Die Räumung des "Dschungel" genannten inoffiziellen Flüchtlingslagers im nordfranzösischen Calais verläuft laut Ärzte ohne Grenzen (MSF) in einer "ruhigen, entspannten Atmosphäre". Allerdings seien die Behörden wegen der vielen Menschen auch etwas überfordert, sagte der MSF-Missionschef in Frankreich, Franck Esnee, am Montag der APA.

Ursprünglich seien vier Warteschlangen für die Registrierung eingerichtet worden, je nach dem, ob es sich bei den Betroffenen um Minderjährige, Familien, "besonders verletzliche" Personen oder allein stehende Erwachsene handle, berichtete der Missionschef der Hilfsorganisation, der sich vor Ort befand. Doch wegen der großen Menge an Menschen sei dieses System nicht durchzuhalten gewesen. "Man müsste es auf jeden Fall adaptieren für morgen, damit etwa die Minderjährigen schneller weggebracht werden können."
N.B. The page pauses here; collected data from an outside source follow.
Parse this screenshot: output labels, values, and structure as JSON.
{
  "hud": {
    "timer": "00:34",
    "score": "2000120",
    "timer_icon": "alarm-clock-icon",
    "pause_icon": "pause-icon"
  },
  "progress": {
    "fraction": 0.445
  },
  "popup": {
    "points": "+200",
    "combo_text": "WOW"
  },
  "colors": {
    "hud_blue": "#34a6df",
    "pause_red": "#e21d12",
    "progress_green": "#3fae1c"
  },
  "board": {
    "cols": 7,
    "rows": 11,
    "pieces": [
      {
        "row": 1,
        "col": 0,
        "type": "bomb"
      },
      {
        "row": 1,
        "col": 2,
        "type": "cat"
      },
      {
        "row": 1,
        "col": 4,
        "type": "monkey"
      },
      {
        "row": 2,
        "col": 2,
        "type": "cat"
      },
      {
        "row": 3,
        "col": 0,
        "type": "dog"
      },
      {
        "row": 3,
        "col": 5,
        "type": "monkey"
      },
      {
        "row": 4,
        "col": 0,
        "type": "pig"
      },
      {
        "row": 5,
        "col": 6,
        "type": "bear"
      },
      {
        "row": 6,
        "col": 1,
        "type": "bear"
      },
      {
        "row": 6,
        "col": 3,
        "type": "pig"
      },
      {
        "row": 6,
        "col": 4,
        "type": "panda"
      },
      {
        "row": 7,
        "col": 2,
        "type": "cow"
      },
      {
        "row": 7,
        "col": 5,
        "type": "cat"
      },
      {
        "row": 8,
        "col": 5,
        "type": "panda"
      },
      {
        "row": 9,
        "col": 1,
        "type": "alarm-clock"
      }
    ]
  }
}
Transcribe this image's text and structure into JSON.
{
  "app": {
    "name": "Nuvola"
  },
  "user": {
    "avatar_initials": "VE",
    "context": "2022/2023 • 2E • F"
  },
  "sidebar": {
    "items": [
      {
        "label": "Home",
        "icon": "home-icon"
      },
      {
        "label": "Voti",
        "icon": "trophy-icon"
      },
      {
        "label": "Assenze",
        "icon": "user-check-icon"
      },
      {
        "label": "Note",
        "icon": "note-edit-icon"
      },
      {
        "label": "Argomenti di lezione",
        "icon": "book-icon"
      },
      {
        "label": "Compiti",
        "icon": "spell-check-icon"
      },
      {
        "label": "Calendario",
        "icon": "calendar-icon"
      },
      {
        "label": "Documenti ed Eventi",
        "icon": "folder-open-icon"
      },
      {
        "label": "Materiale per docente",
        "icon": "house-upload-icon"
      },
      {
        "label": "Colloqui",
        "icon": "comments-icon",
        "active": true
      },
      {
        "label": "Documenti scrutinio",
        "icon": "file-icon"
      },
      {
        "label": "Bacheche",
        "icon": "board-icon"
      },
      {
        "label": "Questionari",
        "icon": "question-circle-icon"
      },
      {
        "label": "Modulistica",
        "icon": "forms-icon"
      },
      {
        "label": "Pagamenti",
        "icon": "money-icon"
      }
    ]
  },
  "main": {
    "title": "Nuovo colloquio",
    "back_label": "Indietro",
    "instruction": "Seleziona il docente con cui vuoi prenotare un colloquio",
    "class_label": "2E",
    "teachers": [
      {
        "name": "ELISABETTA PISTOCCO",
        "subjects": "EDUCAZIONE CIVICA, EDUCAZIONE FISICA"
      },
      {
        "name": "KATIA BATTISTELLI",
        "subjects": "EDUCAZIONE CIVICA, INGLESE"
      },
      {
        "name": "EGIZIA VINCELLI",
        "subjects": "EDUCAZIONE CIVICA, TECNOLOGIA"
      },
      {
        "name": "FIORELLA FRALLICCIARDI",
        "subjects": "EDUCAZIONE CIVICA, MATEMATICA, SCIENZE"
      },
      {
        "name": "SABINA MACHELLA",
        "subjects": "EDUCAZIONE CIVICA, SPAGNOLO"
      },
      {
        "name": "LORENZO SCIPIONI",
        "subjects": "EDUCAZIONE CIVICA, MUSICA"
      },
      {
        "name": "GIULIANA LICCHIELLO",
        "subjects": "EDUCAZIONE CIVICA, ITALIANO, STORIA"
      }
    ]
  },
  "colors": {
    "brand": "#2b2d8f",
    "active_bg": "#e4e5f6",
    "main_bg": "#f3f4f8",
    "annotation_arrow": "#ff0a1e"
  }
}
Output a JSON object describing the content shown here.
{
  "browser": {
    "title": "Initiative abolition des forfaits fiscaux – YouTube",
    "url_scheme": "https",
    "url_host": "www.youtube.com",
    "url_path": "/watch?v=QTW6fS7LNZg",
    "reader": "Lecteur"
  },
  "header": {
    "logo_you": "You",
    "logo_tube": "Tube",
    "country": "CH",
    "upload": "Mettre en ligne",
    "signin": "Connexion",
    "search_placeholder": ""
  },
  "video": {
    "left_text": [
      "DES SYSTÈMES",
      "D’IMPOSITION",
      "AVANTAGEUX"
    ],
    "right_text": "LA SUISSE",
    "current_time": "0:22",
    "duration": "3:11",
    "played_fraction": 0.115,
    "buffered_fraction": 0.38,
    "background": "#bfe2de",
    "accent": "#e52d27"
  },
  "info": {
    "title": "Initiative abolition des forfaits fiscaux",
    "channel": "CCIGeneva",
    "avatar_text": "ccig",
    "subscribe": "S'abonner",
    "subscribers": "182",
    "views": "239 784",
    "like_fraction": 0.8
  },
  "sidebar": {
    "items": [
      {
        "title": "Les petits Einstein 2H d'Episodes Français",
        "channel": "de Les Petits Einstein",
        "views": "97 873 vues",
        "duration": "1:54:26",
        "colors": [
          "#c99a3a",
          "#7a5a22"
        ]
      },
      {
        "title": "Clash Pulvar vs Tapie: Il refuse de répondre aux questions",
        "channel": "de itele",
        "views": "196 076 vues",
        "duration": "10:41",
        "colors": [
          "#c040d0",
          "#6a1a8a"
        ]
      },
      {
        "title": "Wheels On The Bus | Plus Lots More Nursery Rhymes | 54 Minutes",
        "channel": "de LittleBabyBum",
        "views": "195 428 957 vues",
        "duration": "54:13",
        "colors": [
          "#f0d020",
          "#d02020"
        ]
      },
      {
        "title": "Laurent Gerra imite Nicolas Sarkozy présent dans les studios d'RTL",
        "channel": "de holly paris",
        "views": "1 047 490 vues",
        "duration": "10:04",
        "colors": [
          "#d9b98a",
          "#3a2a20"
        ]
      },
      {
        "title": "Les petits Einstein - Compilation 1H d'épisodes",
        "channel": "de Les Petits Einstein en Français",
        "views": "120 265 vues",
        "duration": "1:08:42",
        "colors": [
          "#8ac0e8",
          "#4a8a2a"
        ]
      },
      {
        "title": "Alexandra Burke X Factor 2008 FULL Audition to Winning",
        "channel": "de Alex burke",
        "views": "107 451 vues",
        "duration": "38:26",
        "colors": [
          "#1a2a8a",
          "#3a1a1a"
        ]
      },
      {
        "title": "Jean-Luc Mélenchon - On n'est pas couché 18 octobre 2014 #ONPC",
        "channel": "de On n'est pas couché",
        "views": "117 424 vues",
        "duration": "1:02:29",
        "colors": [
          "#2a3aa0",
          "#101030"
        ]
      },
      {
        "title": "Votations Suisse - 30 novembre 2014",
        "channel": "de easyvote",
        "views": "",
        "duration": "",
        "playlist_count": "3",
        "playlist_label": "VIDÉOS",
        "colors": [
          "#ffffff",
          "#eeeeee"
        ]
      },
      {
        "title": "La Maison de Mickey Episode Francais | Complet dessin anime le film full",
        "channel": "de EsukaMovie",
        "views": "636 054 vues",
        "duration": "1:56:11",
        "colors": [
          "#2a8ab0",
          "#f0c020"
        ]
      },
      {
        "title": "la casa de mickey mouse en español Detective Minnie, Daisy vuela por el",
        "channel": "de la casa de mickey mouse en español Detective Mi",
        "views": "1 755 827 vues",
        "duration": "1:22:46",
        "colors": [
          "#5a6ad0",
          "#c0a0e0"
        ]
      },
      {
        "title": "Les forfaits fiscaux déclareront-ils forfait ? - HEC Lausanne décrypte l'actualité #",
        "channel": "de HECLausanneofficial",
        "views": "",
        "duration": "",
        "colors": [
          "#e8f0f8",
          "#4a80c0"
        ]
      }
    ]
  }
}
30 Autobusse verließen Lager

Nach seinen Informationen hätten bis zum frühen Nachmittag etwa 30 Autobusse das Lager verlassen. Esnee lobte das bisherige Vorgehen der Polizei während der Räumung. "Die Polizeipräsenz war sehr diskret. Es gab keine Provokationen", betonte er.

Sorge bereitete ihm allerdings die Zukunft jener Menschen unter den Bewohnern des "Dschungels", die keinen Asylantrag in Frankreich stellen wollten. Da müssten die Möglichkeiten der legalen Einreise nach Großbritannien "flüssiger und zuverlässiger" gestaltet werden, forderte Esnee. Derzeit gibt es seinen Angaben nach zwei Möglichkeiten: Einerseits die Familienzusammenführung, andererseits das sogenannte Dubs Amendment, eine Selbstverpflichtung der britischen Regierung, 3.000 minderjährige Flüchtlinge aufzunehmen. Diese war vom Labour-Politiker Lord Alfred Dubs initiiert worden, der selbst 1939 als jüdisches Kind in Prag durch einen Kindertransport nach Großbritannien vor dem Holocaust gerettet worden war.

Räumung bis zum Ende der Woche

Die Räumung des Lagers hatte am heutigen Montag begonnen und soll bis Ende der Woche dauern. Zuletzt hatten sich dort nach offiziellen Angaben 6.500 Flüchtlinge aufgehalten, Hilfsorganisationen sprachen von bis zu 10.000 Personen. Die Flüchtlinge hatten von der nordfranzösischen Stadt aus versucht, durch den Ärmelkanal Großbritannien zu erreichen, etwa im Laderaum von Lkws, wo sie sich ein besseres Leben versprechen. Bereits 2009 war der erste "Dschungel" von Calais geräumt worden. Durch die 2015 begonnene Flüchtlingskrise verschärfte sich noch die Situation an der französischen Ärmelkanalküste.